We've got something new we think you're going to love! Today we're launching a new By the People campaign The man who recorded the world: On the road with Alan Lomax. The work of 20th-century folklorist Alan Lomax is the bedrock of our understanding of twentieth-century folk music. Discover rich folk traditions by transcribing his field notebooks and correspondence with family, fellow musicians, colleagues, and collaborators.

The Lomax campaign includes notes on performances and interviews with artists like blues guitarist Robert Johnson, folk singer Woody Guthrie, country musician Burl Ives, and blues singers Lead Belly and Muddy Waters. Lomax is credited with bringing all of these artists to popular public attention. The collection also documents Lomax’s extensive travels, including his time as a Library of Congress employee, and the toll his years of fieldwork took on his personal life.

According to Bob Dylan, “Alan was one of those who unlocked the secrets of this kind of music”. Now, we need your help to unlock these documents and make them available to musicians, music lovers, and researchers all over the world.

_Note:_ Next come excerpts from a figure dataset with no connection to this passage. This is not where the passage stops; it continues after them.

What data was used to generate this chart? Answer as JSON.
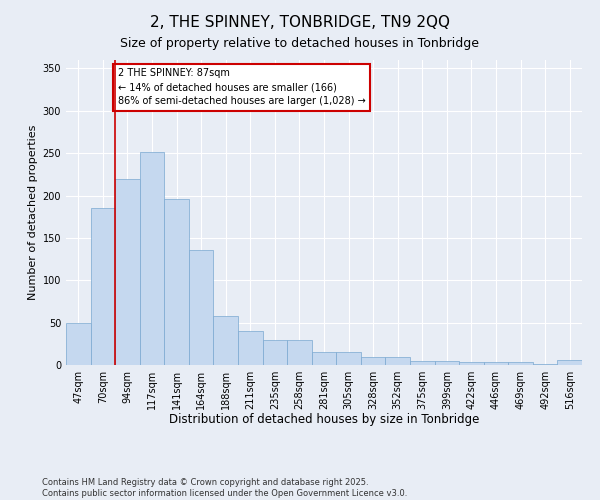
{
  "title": "2, THE SPINNEY, TONBRIDGE, TN9 2QQ",
  "subtitle": "Size of property relative to detached houses in Tonbridge",
  "xlabel": "Distribution of detached houses by size in Tonbridge",
  "ylabel": "Number of detached properties",
  "categories": [
    "47sqm",
    "70sqm",
    "94sqm",
    "117sqm",
    "141sqm",
    "164sqm",
    "188sqm",
    "211sqm",
    "235sqm",
    "258sqm",
    "281sqm",
    "305sqm",
    "328sqm",
    "352sqm",
    "375sqm",
    "399sqm",
    "422sqm",
    "446sqm",
    "469sqm",
    "492sqm",
    "516sqm"
  ],
  "values": [
    49,
    185,
    220,
    252,
    196,
    136,
    58,
    40,
    29,
    29,
    15,
    15,
    9,
    9,
    5,
    5,
    4,
    3,
    3,
    1,
    6
  ],
  "bar_color": "#c5d8ef",
  "bar_edge_color": "#7aa8d0",
  "vline_x": 1.5,
  "annotation_text": "2 THE SPINNEY: 87sqm\n← 14% of detached houses are smaller (166)\n86% of semi-detached houses are larger (1,028) →",
  "annotation_box_color": "#ffffff",
  "annotation_box_edge_color": "#cc0000",
  "vline_color": "#cc0000",
  "ylim": [
    0,
    360
  ],
  "yticks": [
    0,
    50,
    100,
    150,
    200,
    250,
    300,
    350
  ],
  "background_color": "#e8edf5",
  "plot_background": "#e8edf5",
  "footer_text": "Contains HM Land Registry data © Crown copyright and database right 2025.\nContains public sector information licensed under the Open Government Licence v3.0.",
  "title_fontsize": 11,
  "subtitle_fontsize": 9,
  "xlabel_fontsize": 8.5,
  "ylabel_fontsize": 8,
  "tick_fontsize": 7,
  "annotation_fontsize": 7,
  "footer_fontsize": 6
}
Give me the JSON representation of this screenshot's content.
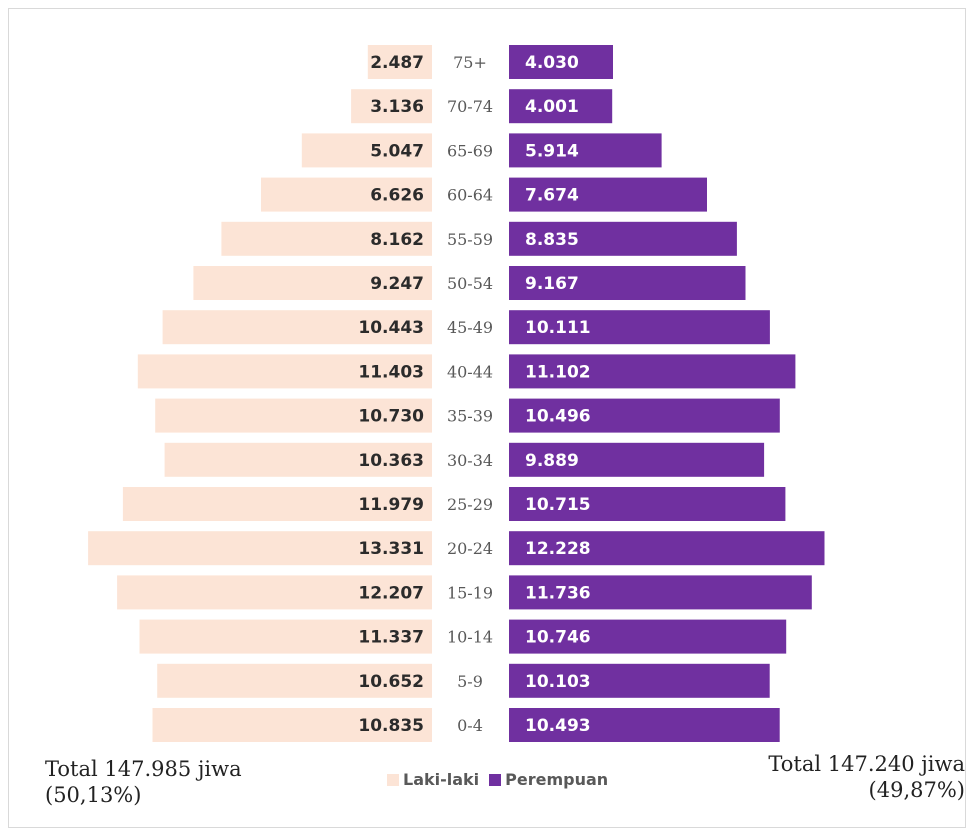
{
  "chart_data": {
    "type": "bar",
    "orientation": "horizontal",
    "layout": "population-pyramid",
    "categories": [
      "75+",
      "70-74",
      "65-69",
      "60-64",
      "55-59",
      "50-54",
      "45-49",
      "40-44",
      "35-39",
      "30-34",
      "25-29",
      "20-24",
      "15-19",
      "10-14",
      "5-9",
      "0-4"
    ],
    "series": [
      {
        "name": "Laki-laki",
        "color": "#fce4d6",
        "values": [
          2487,
          3136,
          5047,
          6626,
          8162,
          9247,
          10443,
          11403,
          10730,
          10363,
          11979,
          13331,
          12207,
          11337,
          10652,
          10835
        ],
        "labels": [
          "2.487",
          "3.136",
          "5.047",
          "6.626",
          "8.162",
          "9.247",
          "10.443",
          "11.403",
          "10.730",
          "10.363",
          "11.979",
          "13.331",
          "12.207",
          "11.337",
          "10.652",
          "10.835"
        ]
      },
      {
        "name": "Perempuan",
        "color": "#7030a0",
        "values": [
          4030,
          4001,
          5914,
          7674,
          8835,
          9167,
          10111,
          11102,
          10496,
          9889,
          10715,
          12228,
          11736,
          10746,
          10103,
          10493
        ],
        "labels": [
          "4.030",
          "4.001",
          "5.914",
          "7.674",
          "8.835",
          "9.167",
          "10.111",
          "11.102",
          "10.496",
          "9.889",
          "10.715",
          "12.228",
          "11.736",
          "10.746",
          "10.103",
          "10.493"
        ]
      }
    ],
    "legend_position": "bottom",
    "grid": false
  },
  "totals": {
    "left_line1": "Total 147.985 jiwa",
    "left_line2": "(50,13%)",
    "right_line1": "Total 147.240 jiwa",
    "right_line2": "(49,87%)"
  },
  "legend": {
    "male_label": "Laki-laki",
    "female_label": "Perempuan",
    "male_color": "#fce4d6",
    "female_color": "#7030a0"
  }
}
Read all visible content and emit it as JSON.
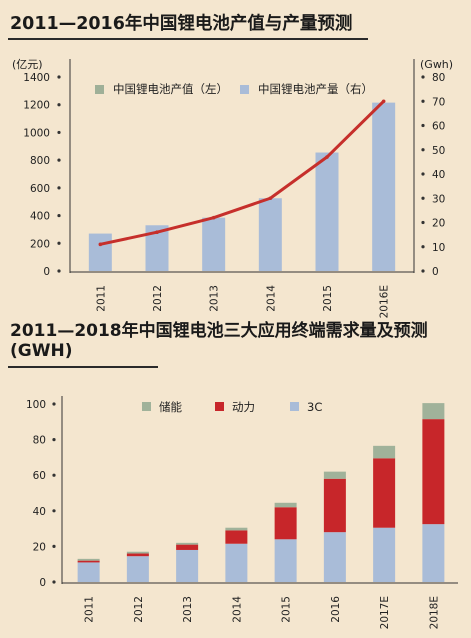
{
  "charts": {
    "top": {
      "title": "2011—2016年中国锂电池产值与产量预测"
    },
    "bottom": {
      "title": "2011—2018年中国锂电池三大应用终端需求量及预测(GWH)"
    }
  },
  "chart_data": [
    {
      "type": "bar",
      "title": "2011—2016年中国锂电池产值与产量预测",
      "categories": [
        "2011",
        "2012",
        "2013",
        "2014",
        "2015",
        "2016E"
      ],
      "y_left": {
        "unit": "(亿元)",
        "ylim": [
          0,
          1400
        ],
        "ticks": [
          0,
          200,
          400,
          600,
          800,
          1000,
          1200,
          1400
        ]
      },
      "y_right": {
        "unit": "(Gwh)",
        "ylim": [
          0,
          80
        ],
        "ticks": [
          0,
          10,
          20,
          30,
          40,
          50,
          60,
          70,
          80
        ]
      },
      "series": [
        {
          "name": "中国锂电池产值（左）",
          "type": "line",
          "axis": "right",
          "color": "#c62f2b",
          "values": [
            11,
            16,
            22,
            30,
            47,
            70
          ]
        },
        {
          "name": "中国锂电池产量（右）",
          "type": "bar",
          "axis": "left",
          "color": "#a9bcd8",
          "values": [
            270,
            330,
            385,
            525,
            855,
            1215
          ]
        }
      ],
      "legend": [
        {
          "name": "中国锂电池产值（左）",
          "color": "#9fb098"
        },
        {
          "name": "中国锂电池产量（右）",
          "color": "#a9bcd8"
        }
      ],
      "legend_position": "top"
    },
    {
      "type": "bar",
      "stacked": true,
      "title": "2011—2018年中国锂电池三大应用终端需求量及预测(GWH)",
      "categories": [
        "2011",
        "2012",
        "2013",
        "2014",
        "2015",
        "2016",
        "2017E",
        "2018E"
      ],
      "ylim": [
        0,
        100
      ],
      "ticks": [
        0,
        20,
        40,
        60,
        80,
        100
      ],
      "series": [
        {
          "name": "3C",
          "color": "#a9bcd8",
          "values": [
            11,
            14.5,
            18,
            21.5,
            24,
            28,
            30.5,
            32.5
          ]
        },
        {
          "name": "动力",
          "color": "#c7262a",
          "values": [
            1,
            1.5,
            3,
            7.5,
            18,
            30,
            39,
            59
          ]
        },
        {
          "name": "储能",
          "color": "#a0b29a",
          "values": [
            1,
            1,
            1,
            1.5,
            2.5,
            4,
            7,
            9
          ]
        }
      ],
      "legend_order": [
        "储能",
        "动力",
        "3C"
      ],
      "legend_position": "top"
    }
  ]
}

Ride along in the back seat of Lomax's sedan on the way to interview Robert Johnson’s mother, or browse through Muddy Waters’ record collection to see what inspired the iconic bluesman.

We're starting off with materials from across America and the Caribbean, and will later release materials from Lomax's fieldwork in the British Isles, Spain, and the Soviet Union.  Read more about the campaign in our Folklife Today blogpost.

And then dig in to spend some time traveling along with Lomax!

Photo of Alan Lomax and Raphael Hurtault listening to playback of an audio recording. La Plaine, Dominica. June 1962
  • Greetings from Arlington, Virginia. I did a few pages today from the huge Lomax campaign. They were typed transcripts of taped or filmed interviews — the time codes are a giveaway.

    Call it cheating, but my first thought was,why not use OCR software to get a rough draft? (Not priactical for handwriting, but typescript is a lot easier. So I grabbed an image (screenshot or download both seem to work reasonably well) and loaded it into Abbyy FineReader, a commercial OCR program.

    A typical page gave me only a few errors to correct, plus I had to tweak formatting and add handwritten material. But I definitely felt it was faster than typing. Well, faster than MY typing anyway....

    I wonder if seeding these pages with an OCR'ed 'rough draft' was considered by the LOC folks? Or if they have any objection to the workflow I've described.

    I would also be interested in hearing from any other users who have started with an ORC transcription.


  • How interesting! His Official Personnel Folder for his work with the Library of Congress and the WPA are here at the National Archives at St. Louis and are some of my favorites. Lots of cool notes about the technology he was requesting to use for the first time and collaboration with Zora Neale Hurston!